The most resonant story in the book is "Cairo Nights", about an agent who falls in love with his informant, with both of them paying the price. The allusions to "Arabian Nights" add power to the story, since that was about a woman telling stories in order to buy her life--and the character of Mattie must do the same thing.
The most memorable character doesn't appear in person until halfway through the book: Sharlink "The Shark". Initially, she's the most vicious and ruthless of all the spies and assassins we see in the book. She owes allegiance to no country or cause but her own, and her capacity for seemingly psychopathic mayhem appears limitless. As she comes into further focus, she becomes symbolic of Kindt's essential thrust: those spies who wish to become fully-formed human beings cannot be spies.

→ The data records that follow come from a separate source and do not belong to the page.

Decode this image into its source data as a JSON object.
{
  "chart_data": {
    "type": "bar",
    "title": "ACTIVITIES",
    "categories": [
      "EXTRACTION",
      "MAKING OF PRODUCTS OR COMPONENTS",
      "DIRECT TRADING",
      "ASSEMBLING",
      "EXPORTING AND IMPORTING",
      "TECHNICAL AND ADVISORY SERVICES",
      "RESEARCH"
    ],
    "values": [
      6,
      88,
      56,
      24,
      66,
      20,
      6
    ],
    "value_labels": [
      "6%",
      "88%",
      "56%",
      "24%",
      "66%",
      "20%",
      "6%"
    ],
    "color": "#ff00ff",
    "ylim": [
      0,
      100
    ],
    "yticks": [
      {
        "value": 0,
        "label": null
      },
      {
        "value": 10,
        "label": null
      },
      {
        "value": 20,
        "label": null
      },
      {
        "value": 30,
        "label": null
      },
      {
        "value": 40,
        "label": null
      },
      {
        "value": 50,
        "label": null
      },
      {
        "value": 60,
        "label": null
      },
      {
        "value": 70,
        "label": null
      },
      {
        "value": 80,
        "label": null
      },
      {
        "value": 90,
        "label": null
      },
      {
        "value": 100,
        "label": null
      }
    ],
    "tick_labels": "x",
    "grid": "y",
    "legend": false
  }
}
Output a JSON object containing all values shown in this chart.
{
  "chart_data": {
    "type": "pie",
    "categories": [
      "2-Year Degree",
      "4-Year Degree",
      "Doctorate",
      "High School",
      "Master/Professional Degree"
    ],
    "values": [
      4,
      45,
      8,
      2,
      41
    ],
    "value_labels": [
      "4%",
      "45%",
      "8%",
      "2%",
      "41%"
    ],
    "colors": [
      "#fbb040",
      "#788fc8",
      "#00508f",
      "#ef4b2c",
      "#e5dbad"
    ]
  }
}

There's also no way to buy redemption or absolution for their deeds; they simply have to fade away and hope their pasts don't catch up with them. In essence, in order to become human, the spies have to pull the greatest deception of all. Those incapable of such self-deception, who possess any kind of conscience or are unable to forgive themselves, simply can't live with themselves after the chaos of their lives as spies. It's telling that two of the characters who wind up living happy lives are those that either found ways to create lifelines to their loved ones or else dropped out of the spy game altogether.
Kindt ties up a number of loose ends in a suite of stories called "The End", many of which bring back characters we didn't expect to see again in new & interesting contexts. Throughout the story, Kindt is able to simultaneously comment on the dehumanizing nature of espionage work (especially in a time of war) and tell an absorbing spy story. It's filled with all sorts of twists and surprises, and the showdown between two major characters near the end is genuinely thrilling. The book is extremely dense, but never to the point of impenetrability. It does reward multiple readings, especially when Kindt provides multiple views of the same event. His line is expressive and scratchy, giving it a certain quirky life even as he puts it through all sorts of narrative & decorative trickery. The end result is a beautiful, evocative book that spans the bridge between genre and art comics. Super Spy has its foot in both camps and succeeds in its mission of providing humor, pathos, whimsy, tragedy and excitement. Like Jason, Kindt succeeds because he is able to simultaneously subvert and celebrate genre conventions, and the result is a candidate for one of the best books of 2007.